Drawing up a business plan will keep you focused on achieving your goals.
But in franchising, we are talking about growth on steroids, and this mistake might be multiplied 100 times or more.
And, since there are no expenses associated with this $5,000, this mistake comes right off the bottom line.
You can find many resources in business books and online by doing a web search to help you with the layout, structure and content of your business plan.

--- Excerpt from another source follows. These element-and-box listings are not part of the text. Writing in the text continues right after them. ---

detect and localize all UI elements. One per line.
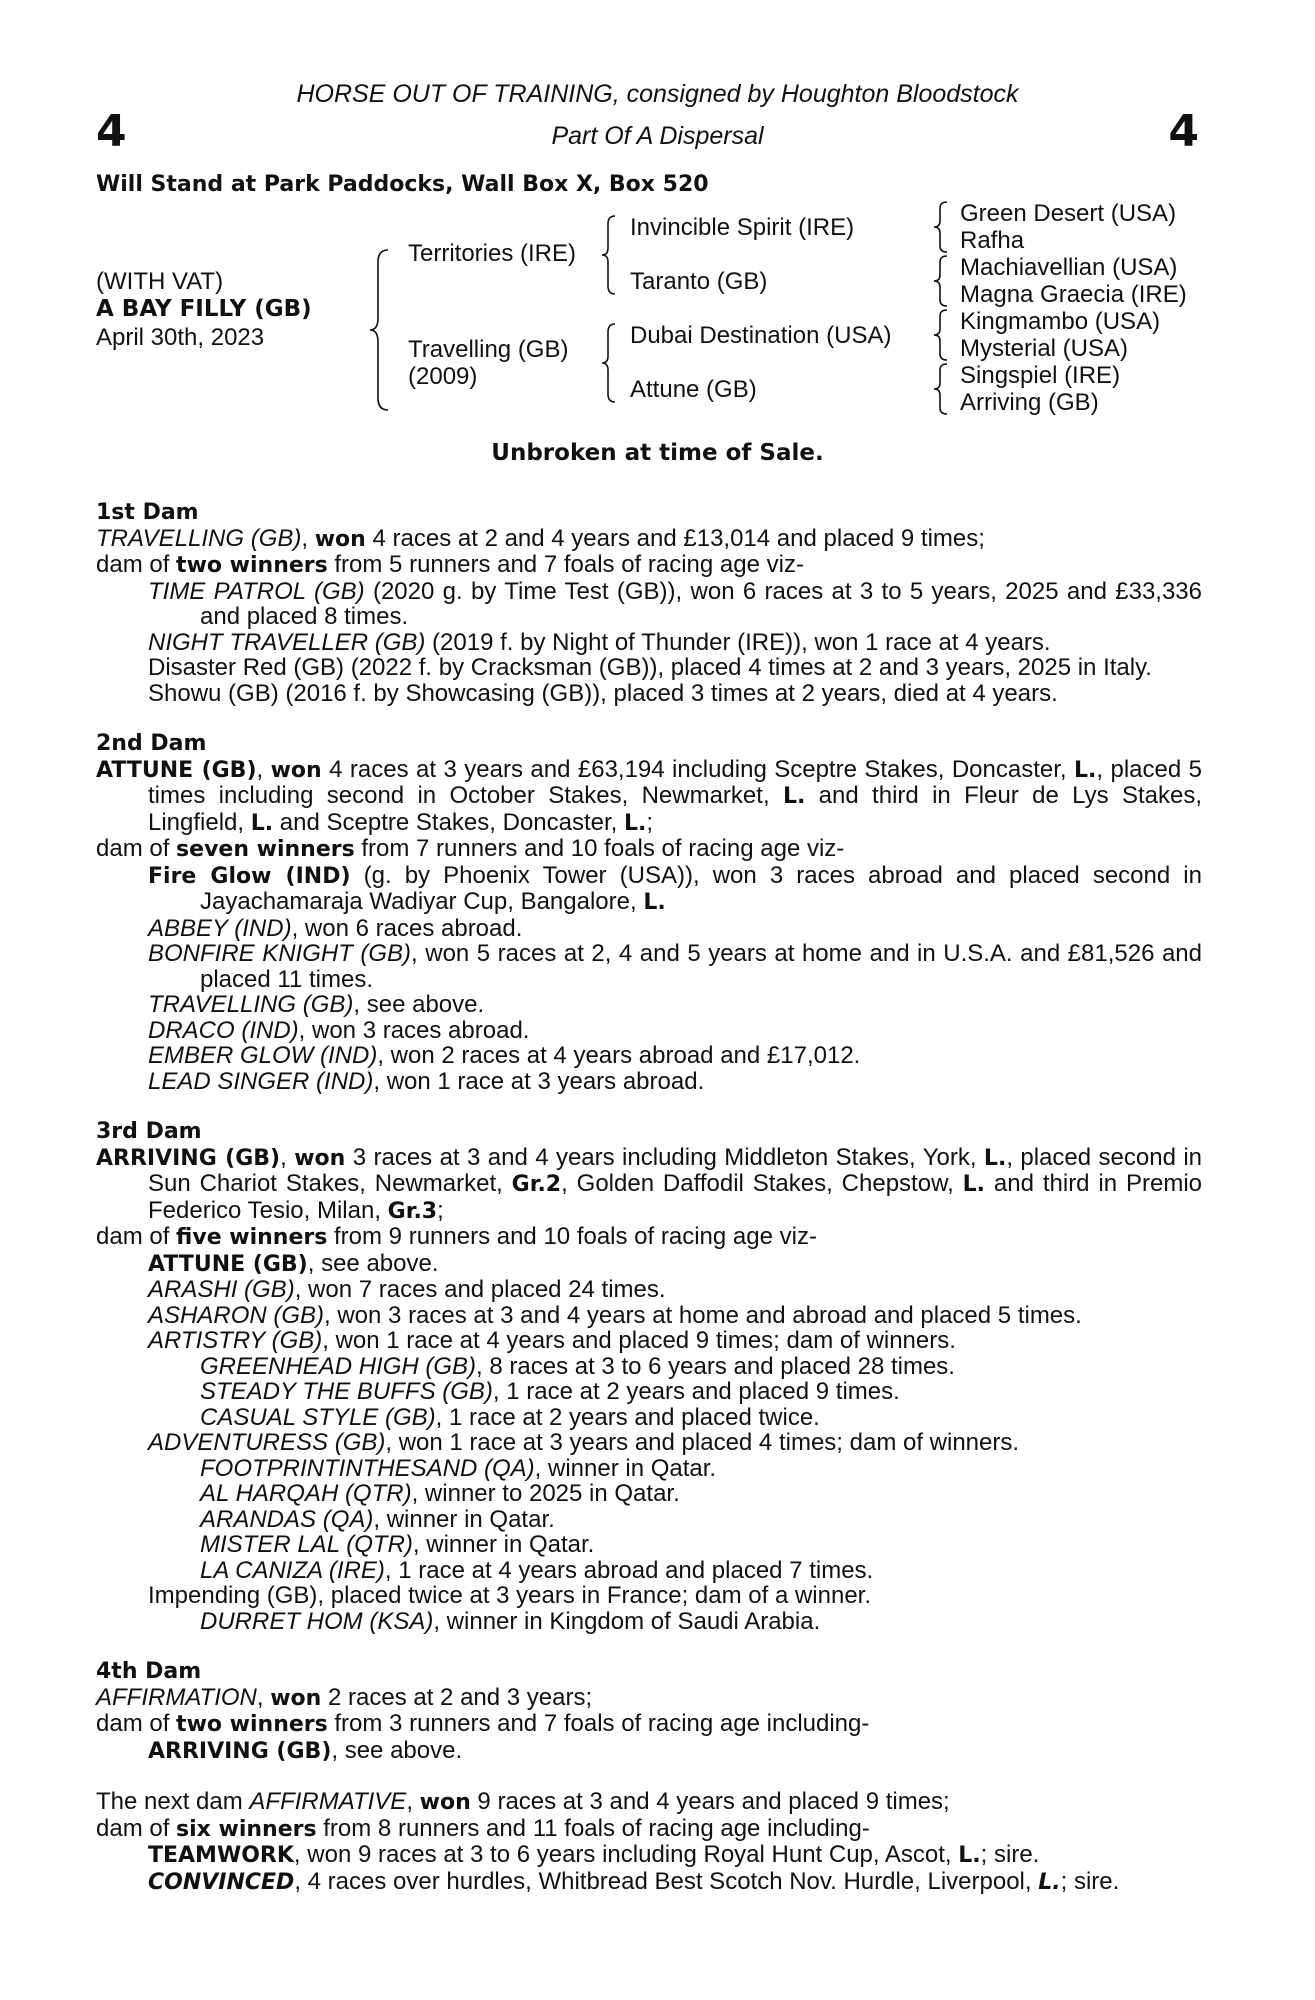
pedigree-g7: Singspiel (IRE) <box>960 362 1121 389</box>
produce-entry: Disaster Red (GB) (2022 f. by Cracksman (GB)), placed 4 times at 2 and 3 years, 2025 in Italy. <box>148 654 1152 681</box>
produce-entry: LEAD SINGER (IND), won 1 race at 3 years abroad. <box>148 1067 705 1095</box>
stand-location: Will Stand at Park Paddocks, Wall Box X, Box 520 <box>96 172 709 197</box>
produce-entry: TEAMWORK, won 9 races at 3 to 6 years including Royal Hunt Cup, Ascot, L.; sire. <box>148 1841 1040 1868</box>
vat-note: (WITH VAT) <box>96 268 224 295</box>
dam-produce-summary: dam of seven winners from 7 runners and 10 foals of racing age viz- <box>96 835 845 862</box>
pedigree-brace-g2 <box>932 254 950 308</box>
next-dam-section <box>96 1789 1202 1895</box>
produce-entry: ADVENTURESS (GB), won 1 race at 3 years and placed 4 times; dam of winners. <box>148 1429 1020 1456</box>
grand-produce-entry: MISTER LAL (QTR), winner in Qatar. <box>200 1531 595 1558</box>
unbroken-notice: Unbroken at time of Sale. <box>491 440 824 466</box>
foaling-date: April 30th, 2023 <box>96 324 265 351</box>
lot-number-left: 4 <box>96 106 127 157</box>
produce-entry: Fire Glow (IND) (g. by Phoenix Tower (USA)), won 3 races abroad and placed second in Jayachamaraja Wadiyar Cup, Bangalore, L. <box>148 861 1202 915</box>
produce-entry: TRAVELLING (GB), see above. <box>148 991 485 1018</box>
pedigree-g2: Rafha <box>960 227 1025 254</box>
dam-record-line: ARRIVING (GB), won 3 races at 3 and 4 years including Middleton Stakes, York, L., placed second in Sun Chariot Stakes, Newmarket, Gr.2, Golden Daffodil Stakes, Chepstow, L. and third in Premio Federico Tesio, Milan, Gr.3; <box>96 1143 1202 1224</box>
grand-produce-entry: STEADY THE BUFFS (GB), 1 race at 2 years and placed 9 times. <box>200 1378 900 1405</box>
pedigree-dam-year: (2009) <box>408 363 478 390</box>
produce-entry: Showu (GB) (2016 f. by Showcasing (GB)), placed 3 times at 2 years, died at 4 years. <box>148 679 1058 707</box>
section-heading: 4th Dam <box>96 1659 202 1684</box>
pedigree-g3: Machiavellian (USA) <box>960 254 1178 281</box>
dam-produce-summary: dam of six winners from 8 runners and 11 foals of racing age including- <box>96 1814 870 1842</box>
dispersal-line: Part Of A Dispersal <box>551 122 764 150</box>
grand-produce-entry: CASUAL STYLE (GB), 1 race at 2 years and placed twice. <box>200 1403 820 1431</box>
grand-produce-entry: ARANDAS (QA), winner in Qatar. <box>200 1505 555 1533</box>
produce-entry: EMBER GLOW (IND), won 2 races at 4 years abroad and £17,012. <box>148 1042 861 1069</box>
fourth-dam-section <box>96 1659 1202 1764</box>
produce-entry: ARRIVING (GB), see above. <box>148 1736 463 1764</box>
third-dam-section <box>96 1119 1202 1634</box>
grand-produce-entry: LA CANIZA (IRE), 1 race at 4 years abroad and placed 7 times. <box>200 1556 874 1584</box>
dam-produce-summary: dam of two winners from 3 runners and 7 foals of racing age including- <box>96 1710 870 1737</box>
pedigree-g8: Arriving (GB) <box>960 389 1099 416</box>
pedigree-brace-main <box>368 248 392 412</box>
dam-produce-summary: dam of two winners from 5 runners and 7 foals of racing age viz- <box>96 551 804 578</box>
section-heading: 3rd Dam <box>96 1119 202 1144</box>
pedigree-sire: Territories (IRE) <box>408 240 577 267</box>
produce-entry: BONFIRE KNIGHT (GB), won 5 races at 2, 4 and 5 years at home and in U.S.A. and £81,526 and placed 11 times. <box>148 940 1202 993</box>
pedigree-g5: Kingmambo (USA) <box>960 308 1161 335</box>
pedigree-sire-sire: Invincible Spirit (IRE) <box>630 214 855 241</box>
grand-produce-entry: AL HARQAH (QTR), winner to 2025 in Qatar. <box>200 1480 680 1507</box>
produce-entry: DRACO (IND), won 3 races abroad. <box>148 1016 530 1044</box>
produce-entry: ARASHI (GB), won 7 races and placed 24 times. <box>148 1276 666 1303</box>
consignor-line: HORSE OUT OF TRAINING, consigned by Houghton Bloodstock <box>296 80 1019 108</box>
dam-record <box>96 500 1202 1895</box>
pedigree-brace-dam <box>600 322 618 404</box>
grand-produce-entry: GREENHEAD HIGH (GB), 8 races at 3 to 6 years and placed 28 times. <box>200 1352 955 1380</box>
pedigree-brace-g4 <box>932 362 950 416</box>
produce-entry: ARTISTRY (GB), won 1 race at 4 years and placed 9 times; dam of winners. <box>148 1327 956 1354</box>
section-heading: 1st Dam <box>96 500 199 525</box>
first-dam-section <box>96 500 1202 706</box>
pedigree-dam-sire: Dubai Destination (USA) <box>630 322 892 349</box>
pedigree-brace-g1 <box>932 200 950 254</box>
produce-entry: ASHARON (GB), won 3 races at 3 and 4 years at home and abroad and placed 5 times. <box>148 1301 1082 1329</box>
produce-entry: Impending (GB), placed twice at 3 years in France; dam of a winner. <box>148 1582 872 1609</box>
grand-produce-entry: DURRET HOM (KSA), winner in Kingdom of Saudi Arabia. <box>200 1607 821 1635</box>
dam-record-line: AFFIRMATION, won 2 races at 2 and 3 years; <box>96 1683 593 1711</box>
grand-produce-entry: FOOTPRINTINTHESAND (QA), winner in Qatar. <box>200 1454 717 1482</box>
dam-record-line: The next dam AFFIRMATIVE, won 9 races at 3 and 4 years and placed 9 times; <box>96 1788 950 1815</box>
dam-produce-summary: dam of five winners from 9 runners and 10 foals of racing age viz- <box>96 1223 817 1250</box>
produce-entry: CONVINCED, 4 races over hurdles, Whitbread Best Scotch Nov. Hurdle, Liverpool, L.; sire. <box>148 1867 1120 1895</box>
produce-entry: NIGHT TRAVELLER (GB) (2019 f. by Night of Thunder (IRE)), won 1 race at 4 years. <box>148 628 1051 656</box>
pedigree-dam: Travelling (GB) <box>408 336 569 363</box>
horse-name: A BAY FILLY (GB) <box>96 296 312 322</box>
dam-record-line: ATTUNE (GB), won 4 races at 3 years and £63,194 including Sceptre Stakes, Doncaster, L., placed 5 times including second in October Stakes, Newmarket, L. and third in Fleur de Lys Stakes, Lingfield, L. and Sceptre Stakes, Doncaster, L.; <box>96 755 1202 836</box>
second-dam-section <box>96 731 1202 1094</box>
pedigree-dam-dam: Attune (GB) <box>630 376 757 403</box>
produce-entry: ATTUNE (GB), see above. <box>148 1249 439 1277</box>
pedigree-g4: Magna Graecia (IRE) <box>960 281 1187 308</box>
pedigree-g1: Green Desert (USA) <box>960 200 1177 227</box>
section-heading: 2nd Dam <box>96 731 207 756</box>
produce-entry: TIME PATROL (GB) (2020 g. by Time Test (GB)), won 6 races at 3 to 5 years, 2025 and £33,336 and placed 8 times. <box>148 577 1203 630</box>
pedigree-sire-dam: Taranto (GB) <box>630 268 768 295</box>
dam-record-line: TRAVELLING (GB), won 4 races at 2 and 4 years and £13,014 and placed 9 times; <box>96 524 985 552</box>
pedigree-brace-g3 <box>932 308 950 362</box>
lot-number-right: 4 <box>1168 106 1199 157</box>
pedigree-brace-sire <box>600 214 618 296</box>
produce-entry: ABBEY (IND), won 6 races abroad. <box>148 914 523 942</box>
pedigree-g6: Mysterial (USA) <box>960 335 1129 362</box>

The important thing to bear in mind is that you are combining parts of the two companies: franchisee and franchisor.As previously mentioned, there are legal implications for the franchisor of mentioning projected earnings. Generally it may take several weeks or many working hours but it really can vary depending on the person and whether they write and research as they go along or if they do it at the end of the process.In some industries it is easier to write a business plan because the necessary information is more readily accessible than in others.And all of these will have implications for the way in which the franchise offer is crafted.Second, this approach assumes that even if a similar strategy is implemented, that the resources of both organizations are similar.A franchise business plan can be thought of as a ‘roadmap’ of how you want to run your franchise and is also used to obtain financing from a bank.There are two components to a plan: what you will do with the bank’s money and your own personal goals for the business.Third, this approach assumes that a new franchisor’s competitors did it right in the first place. Often, it may take years for a franchisor to realize that an early decision is resulting in diminished profitability. Consider the following example: A franchisor expects that the average unit revenues of their prospective franchisees will be 0,000 and hopes to sell 100 franchises in the first year.But instead of charging a 6% royalty, they opted for 5%.So do the math: ,000 in annual lost royalties multiplied by 100 franchisees = 0,000 Multiplied times a 10 year franchise term (or longer) = ,000,000 Lost enterprise value assuming 10X earnings multiple at exit = TOTAL LOSS ,000,000 And an incorrect royalty is only one of a number of different business decisions that a new franchisor will make early in the process that could impact long-term profitability.Just a few of the many others include: By following the steps outlined above, the business structure and franchising strategy that we ultimately recommend for our clients is based not only on best-practices in franchising and within the client’s industry, but also on a close examination of our client’s culture, goals, business economics, and the resources available to implement a franchise program.